When applying for my position as event designer at ember, Kathy asked me “If you were a brand, what would you be?” This question left me stunned and I had to ask Kathy for time to think my answer over and promise I would get back to her with an answer later. I had heard a similar version of that question when trying to think of marketing strategies and design aesthetics for a brand; but this version of the question was “if your brand were a person, what brands would they buy?”. This question gives a huge amount of insight into what the brand would look like, what the core target audience would be, how niche specific the brand is, among many other things.
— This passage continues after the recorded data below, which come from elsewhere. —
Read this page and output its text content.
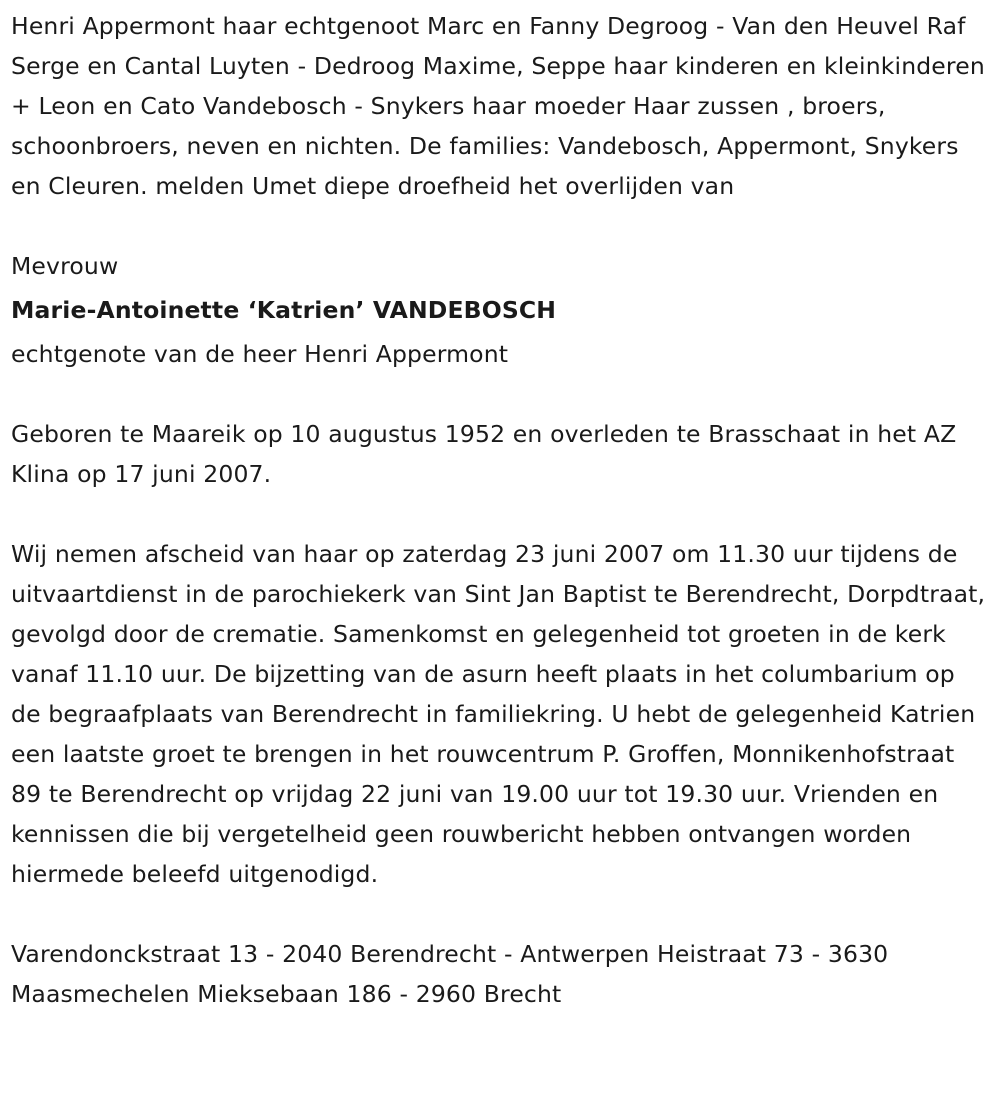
Henri Appermont haar echtgenoot Marc en Fanny Degroog - Van den Heuvel Raf Serge en Cantal Luyten - Dedroog Maxime, Seppe haar kinderen en kleinkinderen + Leon en Cato Vandebosch - Snykers haar moeder Haar zussen , broers, schoonbroers, neven en nichten. De families: Vandebosch, Appermont, Snykers en Cleuren. melden Umet diepe droefheid het overlijden van

Mevrouw

Marie-Antoinette ‘Katrien’ VANDEBOSCH

echtgenote van de heer Henri Appermont

Geboren te Maareik op 10 augustus 1952 en overleden te Brasschaat in het AZ Klina op 17 juni 2007.

Wij nemen afscheid van haar op zaterdag 23 juni 2007 om 11.30 uur tijdens de uitvaartdienst in de parochiekerk van Sint Jan Baptist te Berendrecht, Dorpdtraat, gevolgd door de crematie. Samenkomst en gelegenheid tot groeten in de kerk vanaf 11.10 uur. De bijzetting van de asurn heeft plaats in het columbarium op de begraafplaats van Berendrecht in familiekring. U hebt de gelegenheid Katrien een laatste groet te brengen in het rouwcentrum P. Groffen, Monnikenhofstraat 89 te Berendrecht op vrijdag 22 juni van 19.00 uur tot 19.30 uur. Vrienden en kennissen die bij vergetelheid geen rouwbericht hebben ontvangen worden hiermede beleefd uitgenodigd.

Varendonckstraat 13 - 2040 Berendrecht - Antwerpen Heistraat 73 - 3630 Maasmechelen Mieksebaan 186 - 2960 Brecht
Kathy’s question instead, asked a for a really precise answer; I had to figure out what brand would be able to encompass all of the abilities I wanted to show ember and tell the story of who I am as a designer.
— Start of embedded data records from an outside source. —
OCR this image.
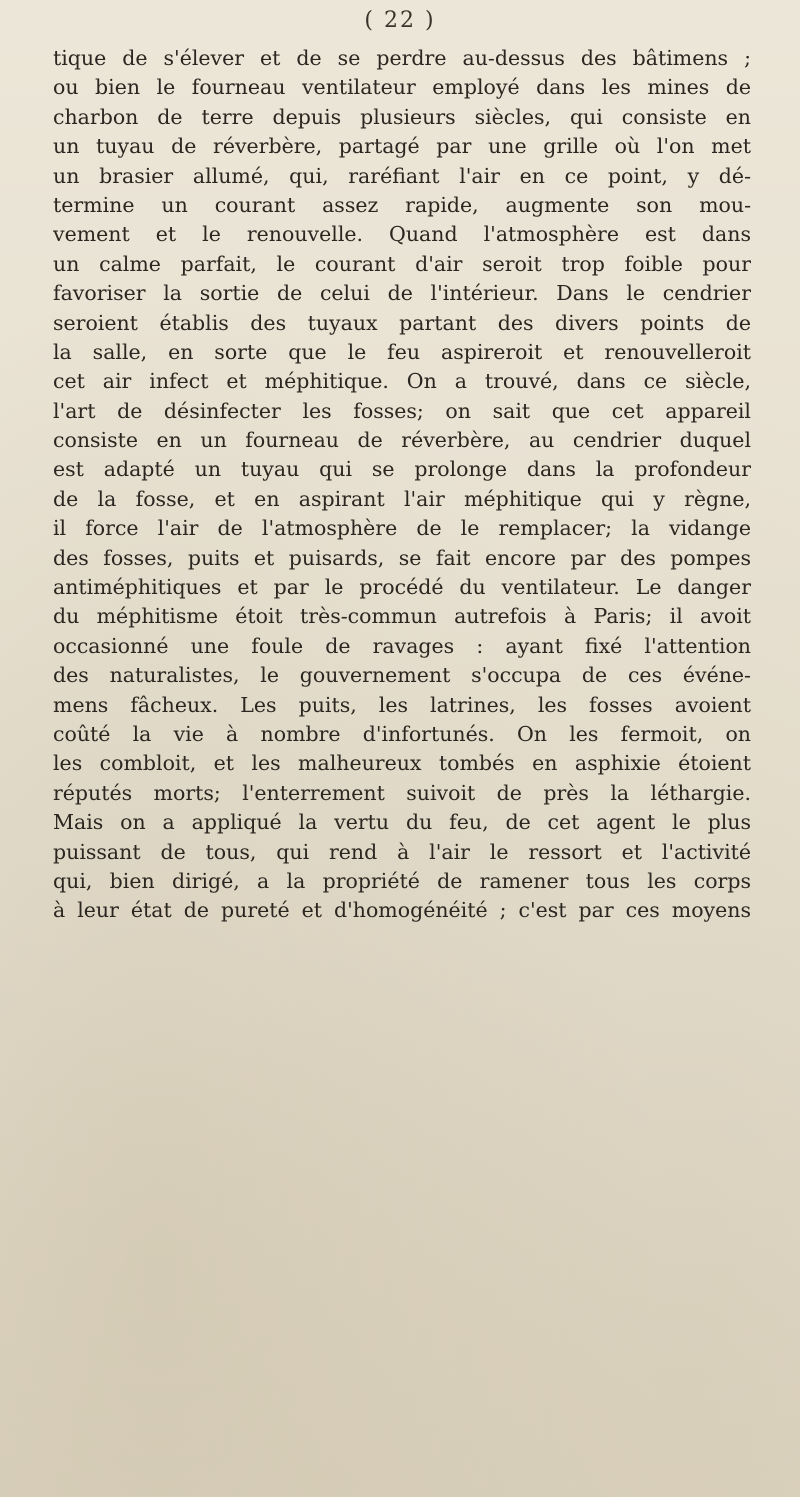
( 22 )
tique de s'élever et de se perdre au-dessus des bâtimens ;
ou bien le fourneau ventilateur employé dans les mines de
charbon de terre depuis plusieurs siècles, qui consiste en
un tuyau de réverbère, partagé par une grille où l'on met
un brasier allumé, qui, raréfiant l'air en ce point, y dé-
termine un courant assez rapide, augmente son mou-
vement et le renouvelle. Quand l'atmosphère est dans
un calme parfait, le courant d'air seroit trop foible pour
favoriser la sortie de celui de l'intérieur. Dans le cendrier
seroient établis des tuyaux partant des divers points de
la salle, en sorte que le feu aspireroit et renouvelleroit
cet air infect et méphitique. On a trouvé, dans ce siècle,
l'art de désinfecter les fosses; on sait que cet appareil
consiste en un fourneau de réverbère, au cendrier duquel
est adapté un tuyau qui se prolonge dans la profondeur
de la fosse, et en aspirant l'air méphitique qui y règne,
il force l'air de l'atmosphère de le remplacer; la vidange
des fosses, puits et puisards, se fait encore par des pompes
antiméphitiques et par le procédé du ventilateur. Le danger
du méphitisme étoit très-commun autrefois à Paris; il avoit
occasionné une foule de ravages : ayant fixé l'attention
des naturalistes, le gouvernement s'occupa de ces événe-
mens fâcheux. Les puits, les latrines, les fosses avoient
coûté la vie à nombre d'infortunés. On les fermoit, on
les combloit, et les malheureux tombés en asphixie étoient
réputés morts; l'enterrement suivoit de près la léthargie.
Mais on a appliqué la vertu du feu, de cet agent le plus
puissant de tous, qui rend à l'air le ressort et l'activité
qui, bien dirigé, a la propriété de ramener tous les corps
à leur état de pureté et d'homogénéité ; c'est par ces moyens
            After lots of pondering and deep family conversations, we came to the conclusion that LEGO should be the brand to represent me. LEGO had started from the humble beginnings of a carpenter toy maker who realized that the quality missing from all toys was their ability to fit with each other regardless of what set they come from or what year they were made. By creating a system of compatibility between products they were able to turn a simple plastic brick into a boat, a castle, and even the Millennium Falcon. The reason why I resonate so much with LEGO, is due to their ability to provide a simple system of blocks to open the gates to a universe of infinite possibility, and a catalyst to creativity and curiosity. No matter your age, what you do, what your passion is; if you’re given a set of LEGO bricks you can find a way to build something that is special to you that you can play with.

            Coming from the world of theater and diving into the world of event design, it has been useful to translate the teachings from LEGO into real life projects. And I’m not talking about making all of our events out LEGO (which personally would be a project I would love to work on), but instead looking at the different materials that we use and how by rethinking their use or embracing repetition a whole new creative structure can come alive and showcase the clients brand in a unique way. This reinvention of materials could mean painting a flat to making it look like wall of brick to creating a ‘Shoenado’ by hanging shoes from the ceiling.

Taking it one step further, we could also take a look at the building blocks that are the team members who bring an event together and see how - by creating a reliable system - these bricks can be switched around and placed in different ways to create a myriad of possibilities when it comes to the gatherings we offer our clients. Creating a solid team of Gathering producers, Brand Managers, Designers, and Vendors will ensure that, no matter how the client decides to shuffle the system or build a whole new structure, our building blocks will still be there to lock into place and produce an amazing gathering.

Coming full circle now, I have been able to come to Kathy with a solution, but I’ve also been able to understand what it is that I can supply to the team and the perfect brand to exemplify it with. At ember we are here to provide unique solutions rooted in a reliable system with the insight of looking at materials under a new creative light. The most important lesson to be learned from LEGO is, not only to be playful and have fun, but, in the words of its founder Ole Kirk Christiansen, "leg godt" or in English "play well."